A series of privately run referral management centres and controversial PCT caps have prompted falls in GP referrals of as much as a third in just one year, a Pulse investigation reveals.

Earlier this month the Department of Health announced that GP referrals to hospital had fallen for the first time in six years, and trumpeted the reduction in hospital activity as ‘a clear sign that the NHS is working more effectively for patients and more efficiently for taxpayers'.

GP referrals fell 4.1% in the first quarter of this year, compared with the same period in 2010/11. But a Pulse analysis shows that much of the national decrease can be attributed to a handful of areas that have brought in tough and unpopular measures to curb GP referrals, including blanket referral caps and referral management centres run by private companies.

In south-west Essex, where GP-run private firm Fortis Healthcare runs a referral management centre, GP referrals have plummeted by 37% over the past year, although Essex LMCs chief executive Dr Brian Balmer attributed the fall to the

PCT's stringent referral cap implemented at the start of this year.

He said: ‘This massive drop was simply because the PCT stopped dead all referrals in the early part of 2011. It was done centrally – they told the acute trust that they wouldn't pay for referrals and activity dropped.
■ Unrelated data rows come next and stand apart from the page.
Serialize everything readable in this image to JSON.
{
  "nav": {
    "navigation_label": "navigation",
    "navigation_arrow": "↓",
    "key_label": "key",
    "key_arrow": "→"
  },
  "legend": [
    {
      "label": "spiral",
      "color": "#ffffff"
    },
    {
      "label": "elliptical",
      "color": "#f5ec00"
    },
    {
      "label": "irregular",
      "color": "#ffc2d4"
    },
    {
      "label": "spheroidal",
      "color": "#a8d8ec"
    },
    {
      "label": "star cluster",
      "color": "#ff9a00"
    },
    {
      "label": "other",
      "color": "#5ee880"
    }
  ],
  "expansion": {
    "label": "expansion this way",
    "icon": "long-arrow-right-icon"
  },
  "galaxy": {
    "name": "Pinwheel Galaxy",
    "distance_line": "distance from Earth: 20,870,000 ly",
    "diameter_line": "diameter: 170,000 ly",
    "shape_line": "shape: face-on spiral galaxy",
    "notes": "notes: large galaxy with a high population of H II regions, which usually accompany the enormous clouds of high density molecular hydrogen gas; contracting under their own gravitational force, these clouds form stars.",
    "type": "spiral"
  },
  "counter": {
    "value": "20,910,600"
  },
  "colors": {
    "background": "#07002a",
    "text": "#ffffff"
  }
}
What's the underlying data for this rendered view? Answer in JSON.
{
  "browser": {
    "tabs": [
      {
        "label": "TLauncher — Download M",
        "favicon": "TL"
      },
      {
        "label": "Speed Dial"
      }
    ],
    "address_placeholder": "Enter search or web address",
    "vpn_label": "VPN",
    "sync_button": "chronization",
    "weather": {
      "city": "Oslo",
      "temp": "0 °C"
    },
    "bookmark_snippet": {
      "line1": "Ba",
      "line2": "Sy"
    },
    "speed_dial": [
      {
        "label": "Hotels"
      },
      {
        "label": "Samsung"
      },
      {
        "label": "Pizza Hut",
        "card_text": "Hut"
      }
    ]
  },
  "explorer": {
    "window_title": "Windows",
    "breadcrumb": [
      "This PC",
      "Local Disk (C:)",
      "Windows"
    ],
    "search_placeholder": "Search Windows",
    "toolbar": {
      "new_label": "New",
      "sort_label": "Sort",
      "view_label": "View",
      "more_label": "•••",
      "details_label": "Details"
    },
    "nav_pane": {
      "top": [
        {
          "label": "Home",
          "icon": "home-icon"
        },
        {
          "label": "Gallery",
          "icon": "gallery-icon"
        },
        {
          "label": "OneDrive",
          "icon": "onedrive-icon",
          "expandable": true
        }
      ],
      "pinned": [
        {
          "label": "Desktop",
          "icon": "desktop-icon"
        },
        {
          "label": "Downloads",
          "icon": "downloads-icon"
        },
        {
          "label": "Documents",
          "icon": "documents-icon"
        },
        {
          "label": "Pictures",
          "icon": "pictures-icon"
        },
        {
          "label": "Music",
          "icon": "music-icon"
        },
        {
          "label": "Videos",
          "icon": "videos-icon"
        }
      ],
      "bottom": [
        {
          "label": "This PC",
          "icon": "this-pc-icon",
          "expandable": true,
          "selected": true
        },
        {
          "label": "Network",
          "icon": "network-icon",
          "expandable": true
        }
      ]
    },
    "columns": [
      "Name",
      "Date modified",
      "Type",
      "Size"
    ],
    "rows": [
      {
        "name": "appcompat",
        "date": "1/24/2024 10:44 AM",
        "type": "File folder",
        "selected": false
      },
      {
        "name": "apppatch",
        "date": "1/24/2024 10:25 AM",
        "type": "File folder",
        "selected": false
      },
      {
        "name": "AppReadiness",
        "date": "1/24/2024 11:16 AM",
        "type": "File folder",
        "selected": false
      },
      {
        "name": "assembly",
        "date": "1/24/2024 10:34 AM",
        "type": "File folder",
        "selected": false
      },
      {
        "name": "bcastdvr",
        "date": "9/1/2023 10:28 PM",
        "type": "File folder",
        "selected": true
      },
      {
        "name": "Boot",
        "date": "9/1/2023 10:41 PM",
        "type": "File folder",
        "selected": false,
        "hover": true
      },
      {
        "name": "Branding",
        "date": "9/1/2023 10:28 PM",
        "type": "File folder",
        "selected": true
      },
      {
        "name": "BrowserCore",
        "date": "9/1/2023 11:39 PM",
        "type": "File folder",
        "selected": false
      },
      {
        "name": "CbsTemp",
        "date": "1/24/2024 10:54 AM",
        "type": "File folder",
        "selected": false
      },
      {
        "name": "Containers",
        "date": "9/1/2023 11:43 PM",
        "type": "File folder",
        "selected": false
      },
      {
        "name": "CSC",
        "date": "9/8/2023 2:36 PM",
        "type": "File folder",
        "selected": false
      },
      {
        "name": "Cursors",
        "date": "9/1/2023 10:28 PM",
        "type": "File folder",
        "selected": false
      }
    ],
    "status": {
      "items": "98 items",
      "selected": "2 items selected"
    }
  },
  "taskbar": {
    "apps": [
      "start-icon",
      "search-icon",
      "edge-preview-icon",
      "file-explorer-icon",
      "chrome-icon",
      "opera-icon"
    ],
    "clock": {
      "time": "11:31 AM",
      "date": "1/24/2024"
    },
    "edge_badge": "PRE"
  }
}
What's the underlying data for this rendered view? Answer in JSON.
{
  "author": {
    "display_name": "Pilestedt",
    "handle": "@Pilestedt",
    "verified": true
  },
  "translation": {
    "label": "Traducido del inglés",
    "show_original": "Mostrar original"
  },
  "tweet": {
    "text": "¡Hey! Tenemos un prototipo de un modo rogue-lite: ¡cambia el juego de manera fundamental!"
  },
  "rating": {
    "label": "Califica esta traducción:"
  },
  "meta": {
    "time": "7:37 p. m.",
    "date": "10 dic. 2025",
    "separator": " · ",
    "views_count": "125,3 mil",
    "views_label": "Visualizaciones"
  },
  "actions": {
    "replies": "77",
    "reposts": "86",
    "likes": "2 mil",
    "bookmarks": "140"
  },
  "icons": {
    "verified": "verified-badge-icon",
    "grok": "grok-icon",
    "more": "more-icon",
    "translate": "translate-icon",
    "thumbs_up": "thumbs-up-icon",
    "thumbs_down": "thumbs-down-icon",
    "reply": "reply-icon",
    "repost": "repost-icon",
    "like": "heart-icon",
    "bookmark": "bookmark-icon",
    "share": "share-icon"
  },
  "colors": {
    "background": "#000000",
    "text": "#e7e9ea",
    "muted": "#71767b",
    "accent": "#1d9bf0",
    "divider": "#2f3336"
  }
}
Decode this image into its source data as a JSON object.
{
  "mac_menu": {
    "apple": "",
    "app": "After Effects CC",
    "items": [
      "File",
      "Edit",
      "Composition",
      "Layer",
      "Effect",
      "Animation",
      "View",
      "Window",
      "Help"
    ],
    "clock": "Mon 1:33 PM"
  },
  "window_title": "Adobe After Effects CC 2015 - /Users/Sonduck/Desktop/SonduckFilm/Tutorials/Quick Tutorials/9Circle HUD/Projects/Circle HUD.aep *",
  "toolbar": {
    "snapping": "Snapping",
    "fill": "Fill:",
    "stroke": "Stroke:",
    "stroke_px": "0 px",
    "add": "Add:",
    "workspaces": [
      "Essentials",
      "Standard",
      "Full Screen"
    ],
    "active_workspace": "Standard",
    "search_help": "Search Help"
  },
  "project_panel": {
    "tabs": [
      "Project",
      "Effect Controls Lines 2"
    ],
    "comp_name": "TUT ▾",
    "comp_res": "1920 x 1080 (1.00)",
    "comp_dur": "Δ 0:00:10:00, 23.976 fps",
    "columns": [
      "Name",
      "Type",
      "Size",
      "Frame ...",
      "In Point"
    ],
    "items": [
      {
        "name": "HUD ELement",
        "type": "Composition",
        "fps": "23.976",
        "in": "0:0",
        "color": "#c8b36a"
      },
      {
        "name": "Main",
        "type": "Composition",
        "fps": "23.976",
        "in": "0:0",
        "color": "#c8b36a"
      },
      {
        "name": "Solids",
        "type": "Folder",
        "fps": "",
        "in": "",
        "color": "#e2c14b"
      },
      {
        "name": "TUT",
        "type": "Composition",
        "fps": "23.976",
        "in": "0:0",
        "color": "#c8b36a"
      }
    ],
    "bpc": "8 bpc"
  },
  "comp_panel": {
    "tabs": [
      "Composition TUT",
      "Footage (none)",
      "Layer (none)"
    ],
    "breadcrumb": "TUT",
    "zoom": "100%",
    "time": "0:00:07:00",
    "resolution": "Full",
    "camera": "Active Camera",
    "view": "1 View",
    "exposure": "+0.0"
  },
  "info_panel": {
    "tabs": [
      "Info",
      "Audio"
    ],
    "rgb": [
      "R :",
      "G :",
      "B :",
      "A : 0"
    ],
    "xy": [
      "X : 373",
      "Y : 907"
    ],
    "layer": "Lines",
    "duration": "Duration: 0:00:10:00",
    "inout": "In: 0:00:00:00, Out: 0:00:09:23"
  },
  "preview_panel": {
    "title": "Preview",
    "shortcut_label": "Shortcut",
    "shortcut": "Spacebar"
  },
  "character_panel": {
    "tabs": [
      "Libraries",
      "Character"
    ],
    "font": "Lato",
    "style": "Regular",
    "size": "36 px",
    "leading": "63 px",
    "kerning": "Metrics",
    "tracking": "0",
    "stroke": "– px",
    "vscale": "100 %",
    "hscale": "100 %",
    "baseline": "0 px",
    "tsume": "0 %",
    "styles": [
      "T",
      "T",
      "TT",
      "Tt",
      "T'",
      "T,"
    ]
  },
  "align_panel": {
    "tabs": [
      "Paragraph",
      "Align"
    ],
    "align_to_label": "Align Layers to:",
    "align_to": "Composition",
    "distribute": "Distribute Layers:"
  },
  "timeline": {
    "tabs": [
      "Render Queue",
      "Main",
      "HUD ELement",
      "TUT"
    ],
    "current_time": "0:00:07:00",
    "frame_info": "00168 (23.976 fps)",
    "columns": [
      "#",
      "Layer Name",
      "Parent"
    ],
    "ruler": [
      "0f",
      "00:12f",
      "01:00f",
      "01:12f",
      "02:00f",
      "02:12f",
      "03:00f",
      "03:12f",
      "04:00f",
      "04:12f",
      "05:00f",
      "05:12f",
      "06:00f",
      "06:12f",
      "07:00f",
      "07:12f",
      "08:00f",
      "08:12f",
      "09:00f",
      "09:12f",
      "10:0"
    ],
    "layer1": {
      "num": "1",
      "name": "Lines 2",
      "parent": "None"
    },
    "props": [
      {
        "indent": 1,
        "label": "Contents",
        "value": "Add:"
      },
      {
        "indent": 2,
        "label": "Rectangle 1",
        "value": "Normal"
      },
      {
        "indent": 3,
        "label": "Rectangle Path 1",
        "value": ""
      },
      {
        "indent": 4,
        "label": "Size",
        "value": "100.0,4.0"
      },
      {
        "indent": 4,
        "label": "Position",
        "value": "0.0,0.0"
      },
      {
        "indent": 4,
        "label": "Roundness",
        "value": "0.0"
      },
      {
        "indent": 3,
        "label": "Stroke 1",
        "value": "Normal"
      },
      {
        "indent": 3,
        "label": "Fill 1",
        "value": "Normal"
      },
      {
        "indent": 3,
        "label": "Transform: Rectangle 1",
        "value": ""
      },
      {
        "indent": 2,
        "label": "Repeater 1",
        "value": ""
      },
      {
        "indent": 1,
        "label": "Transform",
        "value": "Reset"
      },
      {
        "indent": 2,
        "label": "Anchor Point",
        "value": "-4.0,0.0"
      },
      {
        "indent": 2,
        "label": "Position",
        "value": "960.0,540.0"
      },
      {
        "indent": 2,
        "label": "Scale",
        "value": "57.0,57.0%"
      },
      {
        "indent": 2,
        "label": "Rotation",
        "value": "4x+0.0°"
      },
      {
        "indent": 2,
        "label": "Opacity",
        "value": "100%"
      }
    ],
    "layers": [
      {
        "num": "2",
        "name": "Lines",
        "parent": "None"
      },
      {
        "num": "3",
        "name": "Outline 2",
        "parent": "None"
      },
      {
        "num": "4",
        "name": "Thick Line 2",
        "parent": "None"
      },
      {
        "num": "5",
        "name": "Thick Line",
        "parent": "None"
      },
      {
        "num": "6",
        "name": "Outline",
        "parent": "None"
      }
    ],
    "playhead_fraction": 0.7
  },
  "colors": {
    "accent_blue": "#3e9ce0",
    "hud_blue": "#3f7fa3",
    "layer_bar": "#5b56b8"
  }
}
It does not reflect GP behaviour.'

An NHS South West Essex spokesperson said the referral management centre had been used principally to divert patients to different care settings: ‘We are starting to see increased utilisation of community services as a result of the referral process.'

Elsewhere, NHS Manchester – which has a referral management centre run remotely by Harmoni – saw GP referrals drop by 15%, and in Hounslow, west London, where UnitedHealth began overseeing GP referrals in May after signing a deal with one of the first GP pathfinder consortia, referrals fell by 14%.

Dr Alick Munro, a GP in Hounslow and a member of Hounslow LMC, said the PCT had placed new restrictions on procedures such as bariatric surgery and minor surgery.

‘The thing that has made a difference to our referral behaviour has been the requirement to justify certain referrals to the detriment of patients,' Dr Munro said. ‘There's a longer delay for certain services, particularly counselling. I think that patients are noticing it.'

A UnitedHealth spokesperson said the service had been ‘designed by local clinicians' and was run by GPs and community staff.